Ce nouveau programme nécessitera l'embauche d'un grand nombre d'enseignants, ainsi que la construction de plusieurs salles de classe supplémentaires dans des écoles d'un peu partout au Québec.

M. Legault n'a pas voulu donner plus de détails sur les moyens qui seraient mis en oeuvre pour trouver les enseignants nécessaires pour offrir la prématernelle à 50 000 enfants supplémentaires, si ce n'est que son gouvernement proposerait que les personnes détenant une formation en technique de garde, au niveau collégial, puissent suivre une formation universitaire accélérée pour obtenir les compétences nécessaires.

Toujours au dire de M. Legault, une somme de 311 millions de dollars par année sera nécessaire pour financer ce programme.

Actuellement, seuls 6 % des enfants de 4 ans ont accès à la prématernelle, a déploré le chef caquiste, pour qui ce faible taux « prouve que les libéraux n'ont pas ce programme à coeur ».

Aucun détail n'a toutefois été fourni quant à la provenance des fonds pour construire d'éventuelles nouvelles classes.

« On n'ira pas couper ailleurs pour compenser le fait qu'on ajoute des classes de maternelle 4 ans », a assuré François Legault, qui a recommandé à plusieurs reprises d'attendre la publication du cadre financier de son parti.

« Ça n'a pas d'allure », dit Lisée

Questionné à propos du projet de son adversaire caquiste, le chef du Parti québécois (PQ), Jean-François Lisée, n'a pas ménagé ses mots pour critiquer l'idée de la CAQ.

« Ça n'a pas d'allure! Je cherchais un mot plus fin, mais ça n'a pas d'allure », a-t-il laissé tomber.

Selon M. Lisée, offrir la maternelle à tous les enfants de 4 ans au Québec « n'est pas un besoin ». « Au Parti québécois, on a fait les Centres de la petite enfance, les services de garde à bas coût pour tous les enfants jusqu'à 4 ans, et au PQ, on a ajouté la maternelle 4 ans pour les mères qui prennent la décision de ne pas envoyer leur enfant à la garderie, mais plutôt à l'école », a-t-il dit.

Jouant quelques instants le jeu de la CAQ, M. Lisée s'est ensuite interrogé sur les ressources et les fonds nécessaires à l'accomplissement du projet de prématernelle offerte à tous.

« Selon les chiffres de M. Legault, si on entasse 18 enfants par classe – c'est trop –, ça prendrait 2700 classes de plus dans nos écoles primaires », des classes qui « n'existent pas », plaide le chef péquiste, qui évoque « des écoles bondées ».

Le PQ a évoqué au passage la multiplication des classes modulaires installées dans des cours d'école pour subvenir aux besoins d'une population croissante, alors que les écoles fonctionnent à capacité.

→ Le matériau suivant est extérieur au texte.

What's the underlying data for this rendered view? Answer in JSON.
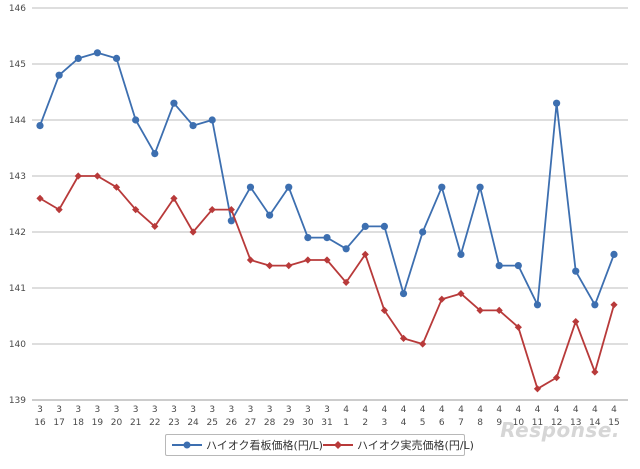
{
  "chart_data": {
    "type": "line",
    "categories": [
      [
        "3",
        "16"
      ],
      [
        "3",
        "17"
      ],
      [
        "3",
        "18"
      ],
      [
        "3",
        "19"
      ],
      [
        "3",
        "20"
      ],
      [
        "3",
        "21"
      ],
      [
        "3",
        "22"
      ],
      [
        "3",
        "23"
      ],
      [
        "3",
        "24"
      ],
      [
        "3",
        "25"
      ],
      [
        "3",
        "26"
      ],
      [
        "3",
        "27"
      ],
      [
        "3",
        "28"
      ],
      [
        "3",
        "29"
      ],
      [
        "3",
        "30"
      ],
      [
        "3",
        "31"
      ],
      [
        "4",
        "1"
      ],
      [
        "4",
        "2"
      ],
      [
        "4",
        "3"
      ],
      [
        "4",
        "4"
      ],
      [
        "4",
        "5"
      ],
      [
        "4",
        "6"
      ],
      [
        "4",
        "7"
      ],
      [
        "4",
        "8"
      ],
      [
        "4",
        "9"
      ],
      [
        "4",
        "10"
      ],
      [
        "4",
        "11"
      ],
      [
        "4",
        "12"
      ],
      [
        "4",
        "13"
      ],
      [
        "4",
        "14"
      ],
      [
        "4",
        "15"
      ]
    ],
    "series": [
      {
        "name": "ハイオク看板価格(円/L)",
        "color": "#3d6fb0",
        "marker": "circle",
        "values": [
          143.9,
          144.8,
          145.1,
          145.2,
          145.1,
          144.0,
          143.4,
          144.3,
          143.9,
          144.0,
          142.2,
          142.8,
          142.3,
          142.8,
          141.9,
          141.9,
          141.7,
          142.1,
          142.1,
          140.9,
          142.0,
          142.8,
          141.6,
          142.8,
          141.4,
          141.4,
          140.7,
          144.3,
          141.3,
          140.7,
          141.6
        ]
      },
      {
        "name": "ハイオク実売価格(円/L)",
        "color": "#b83a3a",
        "marker": "diamond",
        "values": [
          142.6,
          142.4,
          143.0,
          143.0,
          142.8,
          142.4,
          142.1,
          142.6,
          142.0,
          142.4,
          142.4,
          141.5,
          141.4,
          141.4,
          141.5,
          141.5,
          141.1,
          141.6,
          140.6,
          140.1,
          140.0,
          140.8,
          140.9,
          140.6,
          140.6,
          140.3,
          139.2,
          139.4,
          140.4,
          139.5,
          140.7
        ]
      }
    ],
    "ylim": [
      139,
      146
    ],
    "yticks": [
      "139",
      "140",
      "141",
      "142",
      "143",
      "144",
      "145",
      "146"
    ],
    "grid": true,
    "legend": "bottom",
    "title": "",
    "xlabel": "",
    "ylabel": ""
  },
  "watermark": "Response."
}
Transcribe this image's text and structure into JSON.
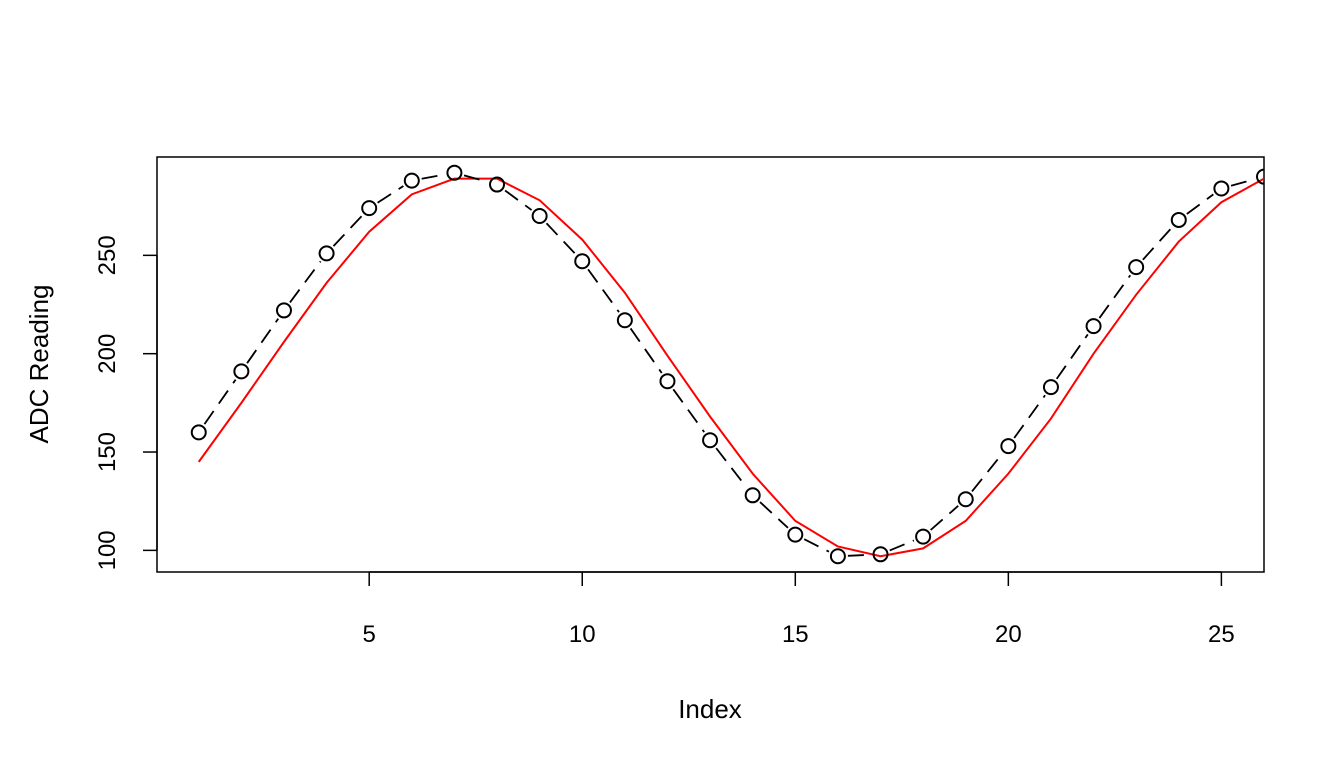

« Il faudrait aussi embaucher 2750 enseignants de plus; nous sommes en pénurie d'enseignants », a poursuivi Jean-François Lisée, avant d'ajouter qu'il serait également nécessaire d'offrir des services de garde pour ces nouvelles classes de prématernelle, ce qui impliquerait là aussi des embauches et donc des coûts.

La priorité, quand on sera au pouvoir, le 1er octobre, ce sera de rénover et d'agrandir pour les enfants qui sont déjà là, et qui sont en surnombre, pas d'augmenter la pression sur nos écoles!